Alberto and I were always at home, and I understood now how a man and woman live together. He never went out, and I saw him from one end of the day to the other. I saw him get up in the morning and drink the cup of coffee I had made for him; I saw him bend over and dig into the zinc case and make notes on the margins of his books. We made love on his couch in the study and lay awake in the darkness while I felt him breathing calmly beside me. Before going to sleep he always told me to wake him up if I felt sad. I didn’t dare actually wake him, but the thought that I could if I wanted to was a great consolation. He was so very kind that now I knew what a man’s tenderness could be. It was my own fault, I realized, if even now I wasn’t altogether happy with him.
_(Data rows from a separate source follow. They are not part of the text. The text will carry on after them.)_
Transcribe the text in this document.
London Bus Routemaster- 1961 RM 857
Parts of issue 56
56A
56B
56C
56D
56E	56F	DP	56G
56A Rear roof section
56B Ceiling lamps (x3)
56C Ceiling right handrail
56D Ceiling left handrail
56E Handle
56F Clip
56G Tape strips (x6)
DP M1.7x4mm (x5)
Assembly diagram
I was always worried about my face and body, and when we made love I was afraid he might be bored. Every time I had something to say to him I thought it over to make sure it wasn’t boring. When he read me the notes he wanted to make into a book occasional comments came into my mind. But when one day I finally said something he seemed displeased and explained to me at length why I was wrong. I could have bitten off my tongue for having spoken. I remembered the time before we were married when we sat endlessly in cafés and I babbled on without stopping. Then it was easy enough for me to talk. I said whatever came into my head and moved before him with all the confidence of youth. Now that I had had the baby and the baby was dead I couldn’t bear the idea of his leaving me.
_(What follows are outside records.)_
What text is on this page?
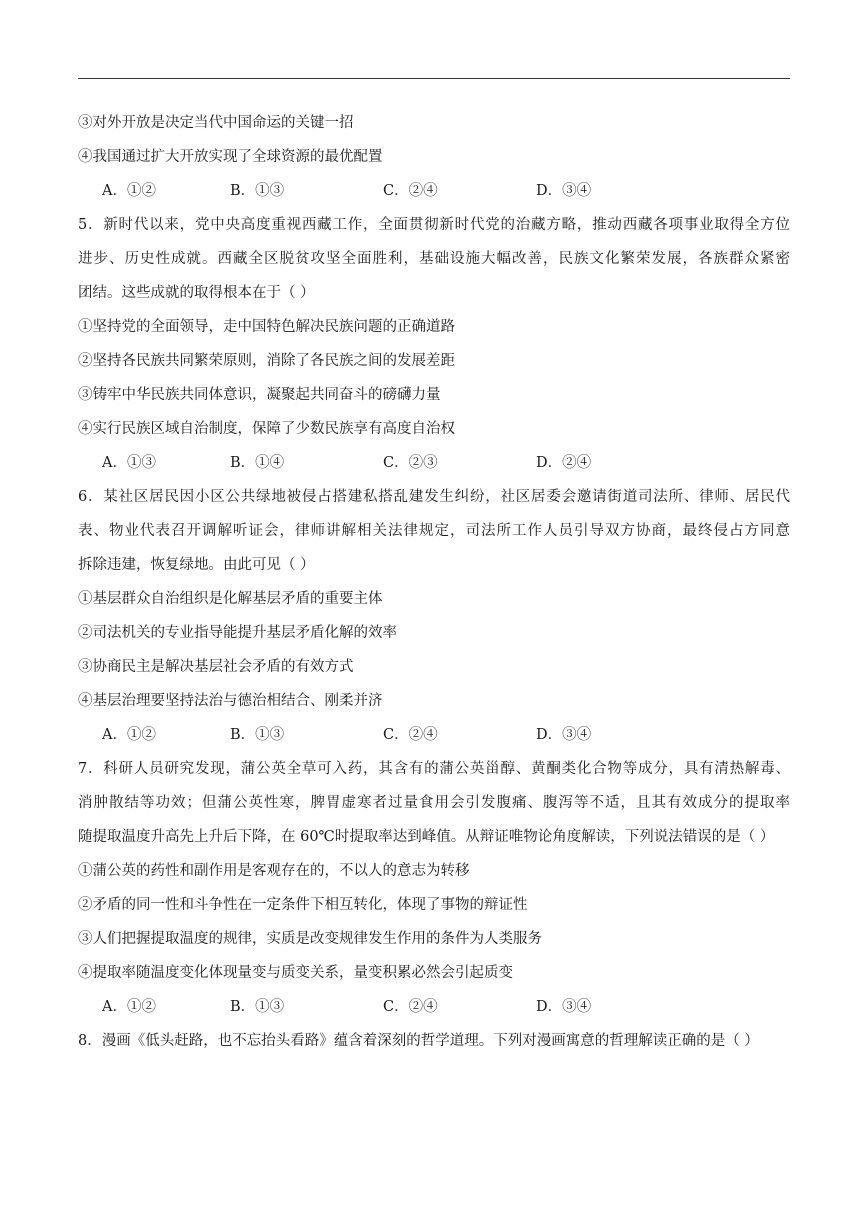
③对外开放是决定当代中国命运的关键一招
④我国通过扩大开放实现了全球资源的最优配置
A．①②	B．①③	C．②④	D．③④
5．新时代以来，党中央高度重视西藏工作，全面贯彻新时代党的治藏方略，推动西藏各项事业取得全方位
进步、历史性成就。西藏全区脱贫攻坚全面胜利，基础设施大幅改善，民族文化繁荣发展，各族群众紧密
团结。这些成就的取得根本在于（ ）
①坚持党的全面领导，走中国特色解决民族问题的正确道路
②坚持各民族共同繁荣原则，消除了各民族之间的发展差距
③铸牢中华民族共同体意识，凝聚起共同奋斗的磅礴力量
④实行民族区域自治制度，保障了少数民族享有高度自治权
A．①③	B．①④	C．②③	D．②④
6．某社区居民因小区公共绿地被侵占搭建私搭乱建发生纠纷，社区居委会邀请街道司法所、律师、居民代
表、物业代表召开调解听证会，律师讲解相关法律规定，司法所工作人员引导双方协商，最终侵占方同意
拆除违建，恢复绿地。由此可见（ ）
①基层群众自治组织是化解基层矛盾的重要主体
②司法机关的专业指导能提升基层矛盾化解的效率
③协商民主是解决基层社会矛盾的有效方式
④基层治理要坚持法治与德治相结合、刚柔并济
A．①②	B．①③	C．②④	D．③④
7．科研人员研究发现，蒲公英全草可入药，其含有的蒲公英甾醇、黄酮类化合物等成分，具有清热解毒、
消肿散结等功效；但蒲公英性寒，脾胃虚寒者过量食用会引发腹痛、腹泻等不适，且其有效成分的提取率
随提取温度升高先上升后下降，在 60℃时提取率达到峰值。从辩证唯物论角度解读，下列说法错误的是（ ）
①蒲公英的药性和副作用是客观存在的，不以人的意志为转移
②矛盾的同一性和斗争性在一定条件下相互转化，体现了事物的辩证性
③人们把握提取温度的规律，实质是改变规律发生作用的条件为人类服务
④提取率随温度变化体现量变与质变关系，量变积累必然会引起质变
A．①②	B．①③	C．②④	D．③④
8．漫画《低头赶路，也不忘抬头看路》蕴含着深刻的哲学道理。下列对漫画寓意的哲理解读正确的是（ ）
“Why don’t you go away?” I said. “I know it’s just that you’re sorry for me. Why don’t you go?”

“I don’t like the idea of your being here alone,” he replied.
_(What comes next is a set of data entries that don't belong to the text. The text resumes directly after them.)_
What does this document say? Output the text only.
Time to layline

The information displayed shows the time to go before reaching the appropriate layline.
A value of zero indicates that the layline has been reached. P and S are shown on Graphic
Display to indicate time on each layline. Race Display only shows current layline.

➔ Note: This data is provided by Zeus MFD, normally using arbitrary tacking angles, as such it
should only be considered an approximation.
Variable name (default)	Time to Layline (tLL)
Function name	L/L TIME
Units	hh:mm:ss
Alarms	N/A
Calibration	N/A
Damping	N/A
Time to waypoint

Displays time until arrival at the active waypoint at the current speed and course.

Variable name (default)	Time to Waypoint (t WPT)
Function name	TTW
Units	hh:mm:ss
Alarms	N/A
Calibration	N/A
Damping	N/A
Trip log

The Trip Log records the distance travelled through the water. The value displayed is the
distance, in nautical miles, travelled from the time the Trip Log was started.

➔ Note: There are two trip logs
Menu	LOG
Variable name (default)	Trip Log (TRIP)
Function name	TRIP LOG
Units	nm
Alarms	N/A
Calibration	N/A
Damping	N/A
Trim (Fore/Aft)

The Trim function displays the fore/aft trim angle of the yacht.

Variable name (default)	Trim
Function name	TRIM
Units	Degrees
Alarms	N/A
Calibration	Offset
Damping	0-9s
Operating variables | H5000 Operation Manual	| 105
“I never expected you to be so kind,” I went on. “I didn’t dream you’d try to help me as much as you’ve done. I didn’t think you cared much for the baby or for me either. I thought you cared only for Giovanna.”

He chuckled quietly, as if to himself. “Sometimes I think I don’t care for anyone,” he said.

“Not even for Giovanna?”

“No, not even for Giovanna,” he said. “She and her husband have gone to their country house near the lakes, and I don’t know when she’ll be back. When I don’t see her I hardly ever think of her at all. Queer, isn’t it?”

We were silent for a few minutes. He lay at my side breathing quietly, toying with my hand on the bedcover. He opened my fingers and closed them suddenly; he tickled my palm, then put my hand down and drew away.

“It’s difficult to know what we have inside of us. We’re here today and gone today. I’ve never understood myself properly. I was very fond of my mother, for instance, and terribly sad to see her go. Then one morning I walked out of the house with a cigarette in my mouth, and just as I was striking a match to light it I had a sudden feeling of relief. I was almost glad that she was dead, that I would never have to play draughts with her again or hear her irritated tone of voice when I put too much sugar in her coffee. That’s how it is that I don’t really know how much I care for Giovanna. I haven’t seen her for several months now, and I can’t say I’ve thought very much about her. I’m lazy, when you come down to it, and I don’t want to suffer.”

“And when she comes back,” I said, “do you think you’ll want to go away?”

“I don’t know,” he answered. “I might, at that.”

As I lay awake I remembered that he had told me to call him whenever I felt too sad. But I didn’t have the nerve to do it, and besides I was beginning to realize that there was no use counting on him for anything. It was absurd to expect anything from a man like Alberto. Even Giovanna couldn’t really count on him. I looked at his sleeping face, with the immobile lips that gave no answer. Would he stay or go? Did he really want to have another child? I lay there with my eyes wide open and said to myself: “I’ll never know what he really wants. I’ll never know.”